Fieldset
Welcome to Batil
I arrived in South Sudan six weeks ago now. I'm working with a team from all over the world; Netherlands, Kenya, South Sudan, Sudan, Finland, Ethiopia, America, Canada and I'm currently the only Brit. 
 
I arrived in South Sudan six weeks ago now. I'm working with a team from all over the world; Netherlands, Kenya, South Sudan, Sudan, Finland, Ethiopia, America, Canada and I'm currently the only Brit. 
 
The hospital compound consists of an Accident and Emergency unit, paediatric ward, maternity, gynae, pharmacy (which is the most popular place as it has air conditioning!), a mental health service, services available for childhood nutrition and we currently have an isolation building for measles. 
 
I'm working as a midwife in a temporary tent which has three labour beds, two assessment beds, eight postnatal beds, and eight gynae beds. We have approximately 30-40 births a month, and mainly from the Sudanese refugee camp across the road from us, although some live in neighbouring villages and arrive via donkey cart. One lady walked for seven hours to get treatment for her malaria. It's 40°C plus here... I can't even contemplate how hard that journey must have been. 

 
I left a busy London NHS trust to work with a much smaller intake of women. But with six midwives and 10 maternity support workers we keep ourselves very busy. We see a lot of STI's (sexually transmitted infections) here and therefore also have to treat and follow-up with the husbands and co-wives.

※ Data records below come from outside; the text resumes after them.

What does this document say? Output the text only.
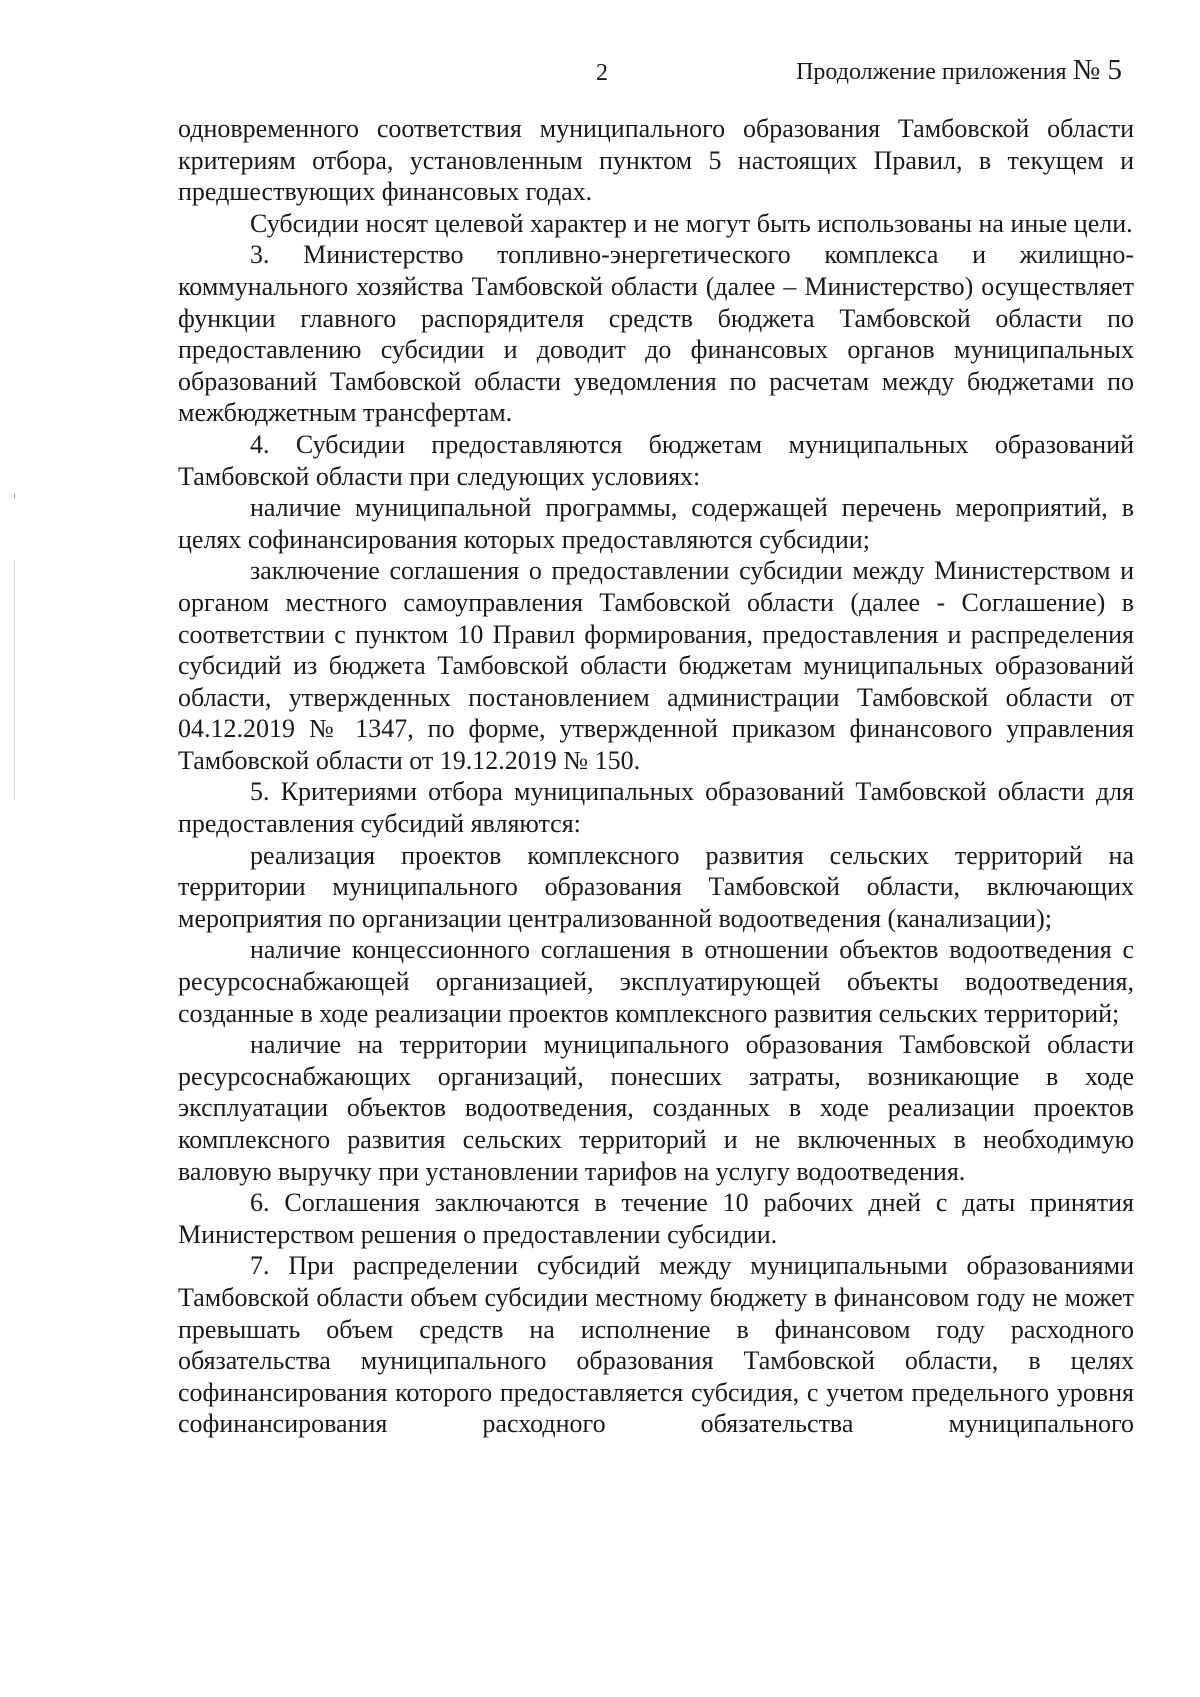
2	Продолжение приложения № 5

одновременного соответствия муниципального образования Тамбовской области критериям отбора, установленным пунктом 5 настоящих Правил, в текущем и предшествующих финансовых годах.

Субсидии носят целевой характер и не могут быть использованы на иные цели.

3. Министерство топливно-энергетического комплекса и жилищно-коммунального хозяйства Тамбовской области (далее – Министерство) осуществляет функции главного распорядителя средств бюджета Тамбовской области по предоставлению субсидии и доводит до финансовых органов муниципальных образований Тамбовской области уведомления по расчетам между бюджетами по межбюджетным трансфертам.

4. Субсидии предоставляются бюджетам муниципальных образований Тамбовской области при следующих условиях:

наличие муниципальной программы, содержащей перечень мероприятий, в целях софинансирования которых предоставляются субсидии;

заключение соглашения о предоставлении субсидии между Министерством и органом местного самоуправления Тамбовской области (далее - Соглашение) в соответствии с пунктом 10 Правил формирования, предоставления и распределения субсидий из бюджета Тамбовской области бюджетам муниципальных образований области, утвержденных постановлением администрации Тамбовской области от 04.12.2019 № 1347, по форме, утвержденной приказом финансового управления Тамбовской области от 19.12.2019 № 150.

5. Критериями отбора муниципальных образований Тамбовской области для предоставления субсидий являются:

реализация проектов комплексного развития сельских территорий на территории муниципального образования Тамбовской области, включающих мероприятия по организации централизованной водоотведения (канализации);

наличие концессионного соглашения в отношении объектов водоотведения с ресурсоснабжающей организацией, эксплуатирующей объекты водоотведения, созданные в ходе реализации проектов комплексного развития сельских территорий;

наличие на территории муниципального образования Тамбовской области ресурсоснабжающих организаций, понесших затраты, возникающие в ходе эксплуатации объектов водоотведения, созданных в ходе реализации проектов комплексного развития сельских территорий и не включенных в необходимую валовую выручку при установлении тарифов на услугу водоотведения.

6. Соглашения заключаются в течение 10 рабочих дней с даты принятия Министерством решения о предоставлении субсидии.

7. При распределении субсидий между муниципальными образованиями Тамбовской области объем субсидии местному бюджету в финансовом году не может превышать объем средств на исполнение в финансовом году расходного обязательства муниципального образования Тамбовской области, в целях софинансирования которого предоставляется субсидия, с учетом предельного уровня софинансирования расходного обязательства муниципального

We also treat a lot of malaria cases, but as we are now in the dry season this should eventually drop. We also offer medical and emotional care to women who are miscarrying, which is a new skill for me. Usually doctors offer this at home but I have been well trained by the midwives here. And sadly we also see women who have suffered sexual and gender based violence. We have a private confidential room for women to be offered screening, family planning, medical exam and emotional support. The mental health officer here has set up a support group for the women every Friday, which I will help run when she leaves this week.
 
Because our maternity unit is run by midwives there is no operating theatre, so if women need to be transferred to the local hospital (30 min drive away) for a Caesarean section or ultrasound the decision has to be prompt. 
 
Unlike the UK, husbands here are never present, and women usually have with them a caretaker. Caretakers are female companions for the women in labour which could be a mother, sister, aunt or friend. The caretaker feeds, washes and helps with breastfeeding. In return we feed them! 

 
My first official day was definitely one I won't forget. We started the day with handover from the night staff. A mother had just given birth to her 11th baby, something very common here. All was well and she was breastfeeding her babe in the postnatal tent. The women accessing care at the MSF hospital are recommended to come in if it is their first birth, if they have any complications or have had three previous labours.
 
A first time mum had arrived via donkey cart in premature labour, at approximately 25 weeks during the handover. One fetal heart was heard with the pinard - a horn type tool without batteries that enables you to hear the heartbeat - and consent was gained to check the stage of labour. She was fully dilated and feet were presenting, called footling breech, which in a western context usually means involving an obstetrician and possible need for emergency surgery. As the baby was 25 weeks, and also the ladies first pregnancy, we attempted a vaginal birth. Manoeuvres were used to birth the baby safely and the baby was given to the mum to say goodbye. Babies born this early here have little to no chance of survival due to lack of specialist care.
 
Soon after this the women complained of further strong contractions and a hand appeared. This was an obstructed labour and was now an emergency. I could not feel the head to turn the baby so the decision was made to transfer her to the emergency hospital where further medical/surgical support is available. On route to the hospital in the bumpy 4x4 I kept hoping the mother would be able to birth this second baby naturally. To have a Caesarean section for her first pregnancy would be devastating as most women here have 6+ babies. Also having a healing wound in the camps would put her at increased risk of infection, not to mention the psychological impact of already losing both her babies but to also have surgery. 
 
On arrival the woman was admitted and I, with the help of our translator, wished her well. I had to go back to camp but didn't want to leave her. Once I arrived back at camp I was greeted at the gate. A baby born earlier that morning had stopped breathing. I needed to return to the hospital with this baby as they were querying obstructed nasal bone. I was given the baby and I continued to resuscitate for what seemed like the longest car journey of my life. The baby was then handed over to the paediatric team where they intubated the baby. I again gave my condolences to the family and wished them well. I was able to visit the lady I had left only one hour ago to find she had birthed the second twin and was recovering well. She would return to us in a few days for continued postnatal care. 
 
I got back in the MSF car and cried the whole way back. I couldn't believe how useless I felt being unable to help both families further. That they had such sadness having to take their babies home to be buried. And as their religion states the babies must be buried as soon as possible, most aren't there to say goodbye. Women from the camps have escaped war, left their home and jobs in Sudan, to have further pain. 
 
When back at the camp one of the midwives gave me a huge hug and we carried on with the shift.